For people who can’t easily access dental care, or for young children and older adults who may struggle with traditional procedures, silver diamine fluoride (SDF) offers an alternative. It’s a liquid painted directly onto a cavity that kills bacteria and hardens the remaining tooth structure, effectively stopping the decay from getting worse. For root cavities in adults, SDF has shown arrest rates 72% to over 700% higher than placebo, depending on the study.

SDF doesn’t remove the decay or rebuild the tooth. It freezes the cavity in place. The main cosmetic downside is that it permanently stains the decayed area black, which makes it less popular for visible front teeth. Applications are recommended every six months to maintain the protective effect. It requires a dentist’s diagnosis and monitoring, but the application itself takes under a minute and involves no drilling or numbing.

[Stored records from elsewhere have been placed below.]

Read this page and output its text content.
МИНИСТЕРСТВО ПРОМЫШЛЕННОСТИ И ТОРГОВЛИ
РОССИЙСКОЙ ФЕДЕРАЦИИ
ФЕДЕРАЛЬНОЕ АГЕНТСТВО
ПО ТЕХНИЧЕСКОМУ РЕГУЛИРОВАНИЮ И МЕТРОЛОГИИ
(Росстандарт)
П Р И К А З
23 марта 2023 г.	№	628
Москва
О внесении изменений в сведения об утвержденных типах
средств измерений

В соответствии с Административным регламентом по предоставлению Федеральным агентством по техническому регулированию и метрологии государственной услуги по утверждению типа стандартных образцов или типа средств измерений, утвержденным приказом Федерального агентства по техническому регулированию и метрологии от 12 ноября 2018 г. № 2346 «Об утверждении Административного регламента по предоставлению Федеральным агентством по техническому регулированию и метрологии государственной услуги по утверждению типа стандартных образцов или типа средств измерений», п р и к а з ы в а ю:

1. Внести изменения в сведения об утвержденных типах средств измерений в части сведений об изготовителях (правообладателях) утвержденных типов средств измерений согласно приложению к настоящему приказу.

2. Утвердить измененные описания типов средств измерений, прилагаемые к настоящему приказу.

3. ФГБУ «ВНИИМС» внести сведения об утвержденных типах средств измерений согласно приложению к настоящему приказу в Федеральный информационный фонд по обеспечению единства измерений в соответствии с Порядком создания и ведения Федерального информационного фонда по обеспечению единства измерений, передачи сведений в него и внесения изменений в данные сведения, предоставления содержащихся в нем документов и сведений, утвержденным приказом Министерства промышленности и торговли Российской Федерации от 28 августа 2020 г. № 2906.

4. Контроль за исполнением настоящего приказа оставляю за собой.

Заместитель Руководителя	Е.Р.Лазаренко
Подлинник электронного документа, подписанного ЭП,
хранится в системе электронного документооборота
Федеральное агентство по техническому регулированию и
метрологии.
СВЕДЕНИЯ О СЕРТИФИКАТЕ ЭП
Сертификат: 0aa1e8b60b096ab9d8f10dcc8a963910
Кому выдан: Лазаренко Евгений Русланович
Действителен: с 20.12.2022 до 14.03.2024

How to Keep New Cavities From Forming

Prevention comes down to three things: starving the bacteria, strengthening the enamel, and physically removing plaque. Brush with fluoride toothpaste twice a day for two minutes each time, and floss once daily to clean the tight spaces between teeth where most cavities start. Reduce the frequency of sugary and acidic foods and drinks. If you do have something sweet, eating it with a meal is better than having it as a standalone snack, because your mouth is already producing extra saliva during meals to buffer the acid.

Drinking water throughout the day, especially fluoridated tap water, helps rinse acid and food particles off your teeth. Chewing xylitol gum after meals can further suppress acid-producing bacteria. And regular dental cleanings, typically every six months, catch early demineralization before it becomes a cavity that needs drilling. The earlier a weak spot is identified, the more likely it can be reversed with fluoride alone.